Lorsque la bouteille fut vide et que le ton redevint plus sage, Mina leva les yeux vers la pendule suspendue au dessus du minibar avant d’annoncer avec regret qu’il était fort tard et qu’elle ne devait plus tarder. Le professeur, déçu mais conciliant, la raccompagna jusqu’à la porte et lui tendit la veste qu’elle lui avait confiée plus tôt dans la soirée. Lorsqu’il l’aida à enfiler le vêtement, il s’attarda à hauteur des cheveux de la jeune dame. Un parfum doux et raffiné lui embua l’esprit et il s’immobilisa. Mille et un fantasmes l’assaillirent alors. Il sentait au fond de lui qu’il la désirait, mais ne pouvait chasser le visage de Cérès de ses pensées. Minerva s’inquiéta alors :
— Professeur ? demanda-t-elle alors qu’il ne bougeait toujours pas.
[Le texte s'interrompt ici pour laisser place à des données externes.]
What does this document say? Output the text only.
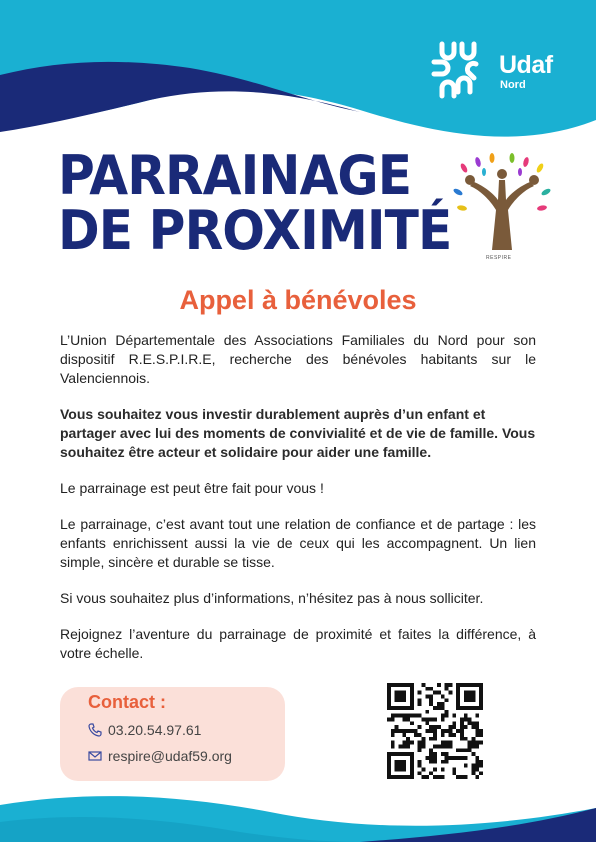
Udaf
Nord
PARRAINAGE
DE PROXIMITÉ	RESPIRE
Appel à bénévoles

L’Union Départementale des Associations Familiales du Nord pour son dispositif R.E.S.P.I.R.E, recherche des bénévoles habitants sur le Valenciennois.

Vous souhaitez vous investir durablement auprès d’un enfant et partager avec lui des moments de convivialité et de vie de famille. Vous souhaitez être acteur et solidaire pour aider une famille.

Le parrainage est peut être fait pour vous !

Le parrainage, c’est avant tout une relation de confiance et de partage : les enfants enrichissent aussi la vie de ceux qui les accompagnent. Un lien simple, sincère et durable se tisse.

Si vous souhaitez plus d’informations, n’hésitez pas à nous solliciter.

Rejoignez l’aventure du parrainage de proximité et faites la différence, à votre échelle.

Contact :
03.20.54.97.61
respire@udaf59.org
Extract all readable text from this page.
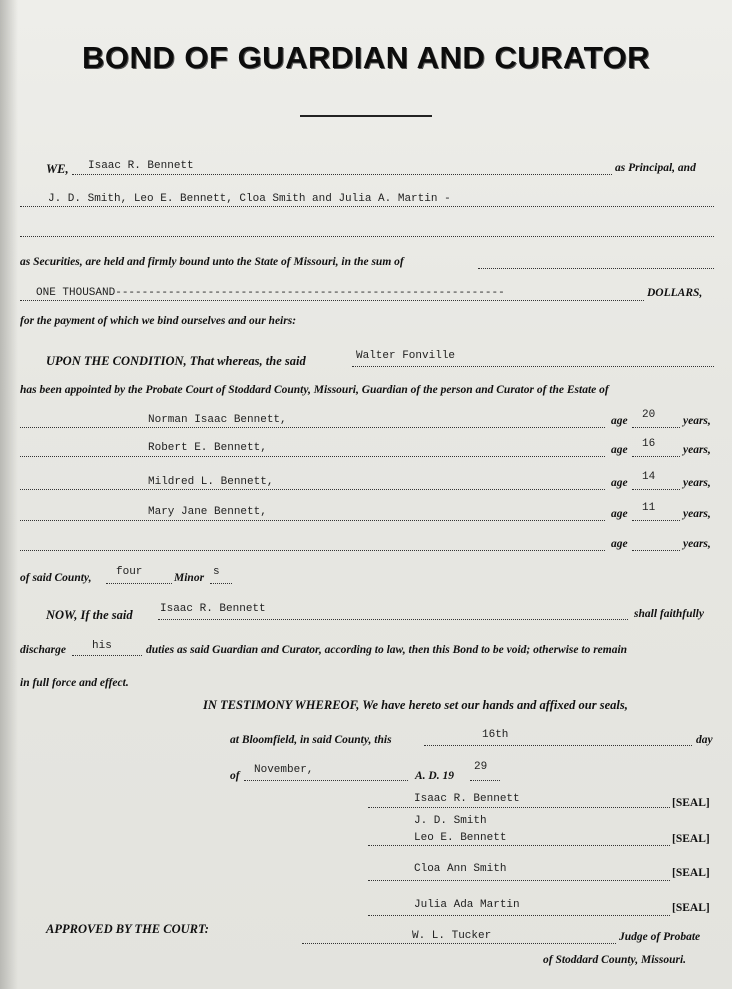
BOND OF GUARDIAN AND CURATOR
WE, Isaac R. Bennett	as Principal, and
J. D. Smith, Leo E. Bennett, Cloa Smith and Julia A. Martin -
as Securities, are held and firmly bound unto the State of Missouri, in the sum of
ONE THOUSAND-----------------------------------------------------------	DOLLARS,
for the payment of which we bind ourselves and our heirs:
UPON THE CONDITION, That whereas, the said	Walter Fonville
has been appointed by the Probate Court of Stoddard County, Missouri, Guardian of the person and Curator of the Estate of
Norman Isaac Bennett,	age 20 years,
Robert E. Bennett,	age 16 years,
Mildred L. Bennett,	age 14 years,
Mary Jane Bennett,	age 11 years,
age	years,
of said County, four	Minor s
NOW, If the said Isaac R. Bennett	shall faithfully
discharge his	duties as said Guardian and Curator, according to law, then this Bond to be void; otherwise to remain
in full force and effect.
IN TESTIMONY WHEREOF, We have hereto set our hands and affixed our seals,
at Bloomfield, in said County, this	16th	day
of November,	A. D. 19
29
Isaac R. Bennett	[SEAL]
J. D. Smith
Leo E. Bennett	[SEAL]
Cloa Ann Smith	[SEAL]
Julia Ada Martin	[SEAL]
APPROVED BY THE COURT:	W. L. Tucker	Judge of Probate
of Stoddard County, Missouri.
Elle se retourna alors et leurs regards se croisèrent. Gyoarfahim sentit son cœur se contracter. Pendant un instant il aurait juré avoir aperçu une lueur plus que familière dans le regard de son employée. Une sorte de clin d’œil de l’au-delà, un signe illusoire provenant des tréfonds de l’irréel. Cérès s’adressait à lui depuis un plan chimérique, il en était certain. Mina paraissait tout aussi troublée. Elle semblait hypnotisée par le regard insistant de son supérieur. Sans réfléchir, elle tendit une main que le professeur serra doucement. Sans le quitter des yeux, elle se dressa sur la pointe des pieds et posa délicatement ses lèvres sur les siennes. Celui-ci, toujours perdu entre deux mondes, la serra alors dans ses bras. Le lien presque magique qui liait les deux collaborateurs s’intensifia alors et ils s’abandonnèrent à un baiser passionné. Pris d’un vertige enivrant, ils se dirigèrent lentement vers le bureau. Minerva s’appuya contre le meuble sans rompre le lien désormais charnel qui la reliait au professeur. S’ensuivit un lent effeuillage, entrecoupé de caresses sensuelles et voluptueuses. Gyoarfahim, qui avait quelque peu retrouvé ses esprits, agissait à présent d’instinct. Il se laissait guider par une intuition ancestrale, celle-là même qui avait poussé le premier homme et la première femme à consommer le fruit défendu. Lorsque les épaules et la poitrine de la jeune femme furent libérées, il se laissa envelopper par le parfum exaltant qu’elles dégageaient et se montra plus impatient. Mina sourit alors plus malicieusement qu’à son habitude et le repoussa un instant pour défaire les derniers remparts de son intimité, non sans quelques effets luxurieux. Il l’enlaça alors ardemment pour l’installer sur le meuble en chêne. Lascivement, elle acheva de le dévêtir et le guida en elle pour que leurs corps fusionnent dans la lueur féerique de la neige tombante, se mêlant ainsi au ballet surnaturel des nymphes.
- Gyorfahim a écrit:
- Il ne put s’empêcher non plus de penser au tempérament fougueux qu’elle dissimulait sous ses airs froids et distants. Elle lui avait laissé entrevoir cet aspect sauvage qu’elle cachait au fond d’elle lors de leur seule et unique étreinte, un soir d’hiver, après une journée de travail harassant et une coupe de champagne bien méritée.